Taekwondo is one of the most systematic and scientific traditional martial arts, that teaches more than physical fighting skills. With it’s origins in Korea, it is a discipline that shows ways of enhancing our spirit and life through training our body and mind. Today, it has become a global sport that has gained an international reputation, and stands among the official games in the Olympics.
The word “Taekwondo” is composed of three parts. “Tae” means “kick”; “kwon” means “punch”; and “do” means the “way we choose to live our lives”.

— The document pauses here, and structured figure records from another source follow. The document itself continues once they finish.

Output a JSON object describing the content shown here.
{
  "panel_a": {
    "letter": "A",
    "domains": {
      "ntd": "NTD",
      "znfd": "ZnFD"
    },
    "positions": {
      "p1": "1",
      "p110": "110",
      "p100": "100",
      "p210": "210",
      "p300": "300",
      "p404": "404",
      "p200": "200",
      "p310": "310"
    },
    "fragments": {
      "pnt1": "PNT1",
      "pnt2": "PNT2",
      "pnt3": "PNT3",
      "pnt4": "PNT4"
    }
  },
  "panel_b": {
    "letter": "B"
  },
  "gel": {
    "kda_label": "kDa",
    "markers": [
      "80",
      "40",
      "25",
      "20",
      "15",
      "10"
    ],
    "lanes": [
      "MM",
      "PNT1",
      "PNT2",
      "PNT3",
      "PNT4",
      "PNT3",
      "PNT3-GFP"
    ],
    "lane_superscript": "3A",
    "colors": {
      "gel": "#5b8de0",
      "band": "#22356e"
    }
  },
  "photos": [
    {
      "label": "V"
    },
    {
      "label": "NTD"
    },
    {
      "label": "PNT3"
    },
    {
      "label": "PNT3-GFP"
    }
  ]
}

Taekwondo has been developing with the 5000-year long history of Korea, being called by several different names in the course. In Korea, Taekwondo began as a defense martial art called “Subak” or “Taekkyon,” and developed as a way of training body and mind in the ancient kingdom of Koguryo, under the name of “Sunbae.” In the Shilla period, it had become the backbone of Hwarangdo that aimed at producing leaders of the country.
Taekwondo today is similar to the martial arts in other Oriental countries and shares some features with them, because in the course of its evolution it has gained many different styles that existed in the martial arts of the countries surrounding Korea, like Japan and China.